Durante toda a manhã do primeiro dia, a discussão abordou aspectos como o foco excessivo no retorno ao acionista, o fato de executivos e acionistas, de um modo geral, estarem preocupados com os resultados no curto prazo e como as crises financeiras e os escândalos corporativos contribuíram para a percepção de uma necessária adoção efetiva das práticas de Governança.

Para o sócio-fundador da Direzione Consultoria Empresarial, Alexandre Di Miceli, o objetivo maior da Governança não está sendo alcançado e este é um momento oportuno para se refletir sobre o assunto.

Ele sinalizou que a discussão está em movimento nos EUA há 30 anos, enquanto no Brasil, 20 anos, sendo tema-chave na agenda dos administradores, reguladores e partes interessadas mais fortemente em um contexto de turbulências. Como exemplo citou falta de transparência, má análise de riscos, remuneração distorcida, corrupção e problemas trabalhistas e ambientais. “No Brasil, diversas empresas listadas apresentaram falhas substanciais de Governança. Os casos mostram que para as empresas a Governança está sendo mais uma ferramenta de marketing do que de princípios sólidos”, afirmou ele. 

Como consequência, nota-se uma deterioração da percepção nos líderes empresariais, em que apenas 18% dos entrevistados confiam que eles tomam decisões éticas. O problema, segundo Di Miceli, está no foco excessivo para criar valor ao acionista e na redução à maximização do preço das ações. A saída seria uma empresa com perspectiva ampliada e não em um único público.

O também palestrante, professor do IBGC e da Fundação Dom Cabral, José Paschoal Rossetti, complementou: “a criação de valor provém de sistema de Governança competente para alinhar a estratégia das companhias a ambiente de negócios sem precedentes em dimensões, oportunidades e desafio, mas não se pereniza sem atenção equivalente a valores morais e a demandas legítimas de todas as partes atingidas por suas deliberações e iniciativas”.

Mitos e dogmas
Nesse caminho, a professora da Cornell Law School, Lynn Stout, chamou a atenção para o mito do valor ao acionista a fim de evitar que as companhias nacionais tenham o mesmo destino das norte-americanas. 

Stout sinalizou a redução drástica no número de listadas em seu país, passando de 9 mil para 4 mil. “Se fossemos uma espécie, estaríamos ameaçados de extinção.” Outros pontos preocupantes estão no desparecimento das grandes empresas, que décadas atrás ficavam no índice Forbes por 60 anos, enquanto hoje permanecem por 15 anos, e nas crises e problemas corporativos.

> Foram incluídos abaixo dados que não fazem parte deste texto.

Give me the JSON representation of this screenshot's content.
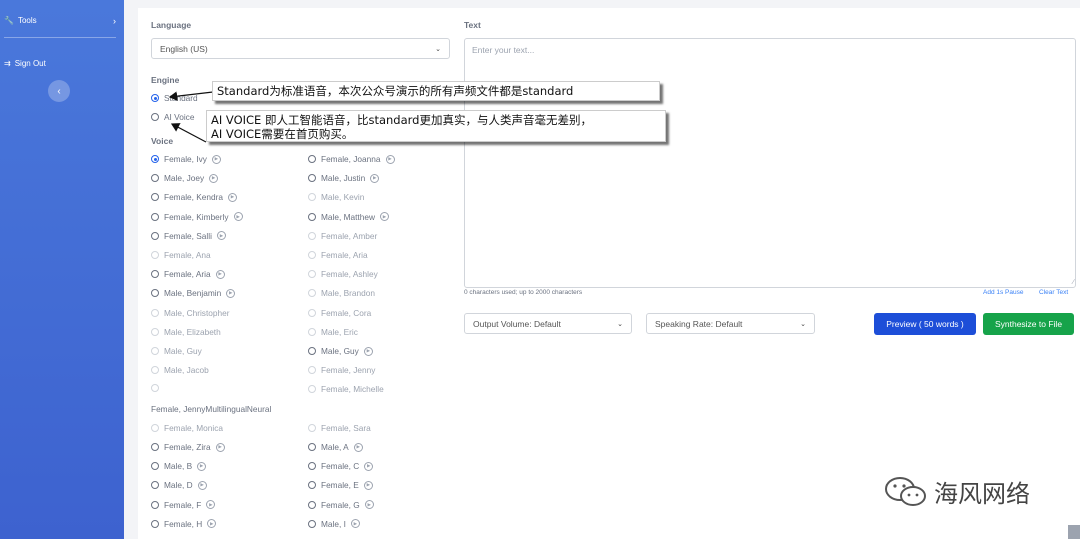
{
  "sidebar": {
    "tools_label": "Tools",
    "signout_label": "Sign Out"
  },
  "language": {
    "label": "Language",
    "value": "English (US)"
  },
  "engine": {
    "label": "Engine",
    "options": [
      "Standard",
      "AI Voice"
    ],
    "selected": "Standard"
  },
  "voice": {
    "label": "Voice",
    "left": [
      {
        "label": "Female, Ivy",
        "play": true,
        "checked": true,
        "disabled": false
      },
      {
        "label": "Male, Joey",
        "play": true,
        "checked": false,
        "disabled": false
      },
      {
        "label": "Female, Kendra",
        "play": true,
        "checked": false,
        "disabled": false
      },
      {
        "label": "Female, Kimberly",
        "play": true,
        "checked": false,
        "disabled": false
      },
      {
        "label": "Female, Salli",
        "play": true,
        "checked": false,
        "disabled": false
      },
      {
        "label": "Female, Ana",
        "play": false,
        "checked": false,
        "disabled": true
      },
      {
        "label": "Female, Aria",
        "play": true,
        "checked": false,
        "disabled": false
      },
      {
        "label": "Male, Benjamin",
        "play": true,
        "checked": false,
        "disabled": false
      },
      {
        "label": "Male, Christopher",
        "play": false,
        "checked": false,
        "disabled": true
      },
      {
        "label": "Male, Elizabeth",
        "play": false,
        "checked": false,
        "disabled": true
      },
      {
        "label": "Male, Guy",
        "play": false,
        "checked": false,
        "disabled": true
      },
      {
        "label": "Male, Jacob",
        "play": false,
        "checked": false,
        "disabled": true
      },
      {
        "label": "",
        "play": false,
        "checked": false,
        "disabled": true
      },
      null,
      {
        "label": "Female, Monica",
        "play": false,
        "checked": false,
        "disabled": true
      },
      {
        "label": "Female, Zira",
        "play": true,
        "checked": false,
        "disabled": false
      },
      {
        "label": "Male, B",
        "play": true,
        "checked": false,
        "disabled": false
      },
      {
        "label": "Male, D",
        "play": true,
        "checked": false,
        "disabled": false
      },
      {
        "label": "Female, F",
        "play": true,
        "checked": false,
        "disabled": false
      },
      {
        "label": "Female, H",
        "play": true,
        "checked": false,
        "disabled": false
      }
    ],
    "right": [
      {
        "label": "Female, Joanna",
        "play": true,
        "checked": false,
        "disabled": false
      },
      {
        "label": "Male, Justin",
        "play": true,
        "checked": false,
        "disabled": false
      },
      {
        "label": "Male, Kevin",
        "play": false,
        "checked": false,
        "disabled": true
      },
      {
        "label": "Male, Matthew",
        "play": true,
        "checked": false,
        "disabled": false
      },
      {
        "label": "Female, Amber",
        "play": false,
        "checked": false,
        "disabled": true
      },
      {
        "label": "Female, Aria",
        "play": false,
        "checked": false,
        "disabled": true
      },
      {
        "label": "Female, Ashley",
        "play": false,
        "checked": false,
        "disabled": true
      },
      {
        "label": "Male, Brandon",
        "play": false,
        "checked": false,
        "disabled": true
      },
      {
        "label": "Female, Cora",
        "play": false,
        "checked": false,
        "disabled": true
      },
      {
        "label": "Male, Eric",
        "play": false,
        "checked": false,
        "disabled": true
      },
      {
        "label": "Male, Guy",
        "play": true,
        "checked": false,
        "disabled": false
      },
      {
        "label": "Female, Jenny",
        "play": false,
        "checked": false,
        "disabled": true
      },
      {
        "label": "Female, Michelle",
        "play": false,
        "checked": false,
        "disabled": true
      },
      null,
      {
        "label": "Female, Sara",
        "play": false,
        "checked": false,
        "disabled": true
      },
      {
        "label": "Male, A",
        "play": true,
        "checked": false,
        "disabled": false
      },
      {
        "label": "Female, C",
        "play": true,
        "checked": false,
        "disabled": false
      },
      {
        "label": "Female, E",
        "play": true,
        "checked": false,
        "disabled": false
      },
      {
        "label": "Female, G",
        "play": true,
        "checked": false,
        "disabled": false
      },
      {
        "label": "Male, I",
        "play": true,
        "checked": false,
        "disabled": false
      }
    ],
    "wrapped_label": "Female, JennyMultilingualNeural"
  },
  "text": {
    "label": "Text",
    "placeholder": "Enter your text...",
    "counter": "0 characters used; up to 2000 characters",
    "add_pause": "Add 1s Pause",
    "clear_text": "Clear Text"
  },
  "controls": {
    "volume": "Output Volume: Default",
    "rate": "Speaking Rate: Default",
    "preview": "Preview ( 50 words )",
    "synthesize": "Synthesize to File"
  },
  "annotations": {
    "note1": "Standard为标准语音，本次公众号演示的所有声频文件都是standard",
    "note2_line1": "AI  VOICE  即人工智能语音，比standard更加真实，与人类声音毫无差别，",
    "note2_line2": "AI  VOICE需要在首页购买。"
  },
  "watermark": "海风网络",
  "colors": {
    "sidebar": "#4a78db",
    "preview_button": "#1d4ed8",
    "synthesize_button": "#16a34a",
    "radio_checked": "#2563eb"
  }
}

As causas não estariam nas más pessoas e sim nas más ideias empenhadas pelas empresas. “Isso que chamo de ideologia de criação de valor ao acionista”. Nesse sentido, Stout listou algumas das premissas que estariam equivocadas, como as empresas terem foco no preço das ações e de que a melhor forma de mensurar é por meio desse instrumento. 

A ascensão dessa ideologia produziu duas consequências, segundo Stout, sendo uma delas relevante também ao Brasil. A primeira está no ativista-acionista, liderados por fundos de hegde que ficam com ações por menos de dois anos e, portanto, com visão de curto prazo. Situação não comum ao cenário nacional, já que grande parte das empresas brasileiras possui controle definido. A segunda consequência está na visão de que retorno ao acionista é uma boa prática de Governança.

Outro ponto levantado por ela foi a questão legal, em que os acionistas não são os donos das empresas e sim, de suas ações, não sendo, portanto, o requerente residual. Este seria a própria organização.

Como alternativa ao atual dogma, Stout indica incentivar a transparência aos stakeholders externos e internos, não condicionar a remuneração dos executivos ao desempenho das ações e, aos conselheiros, recuperarem seu poder discricionário. “Para mim, há um entendimento maior que os conselheiros têm uma posição única e precisamos confiar na sua honra e retidão. A chave é selecionar profissionais da mais alta integridade e não criar tentações”, sintetizou ela.

Conselhos fortalecidos
A ideia e as recomendações para o aprimoramento e fortalecimento dos conselhos de administração (CA) estiveram nos quatro painéis seguintes: Direcionamento Estratégico na pauta do CA, Gestão de Talentos, Tomada de Decisão no CA e Secretaria de Governança.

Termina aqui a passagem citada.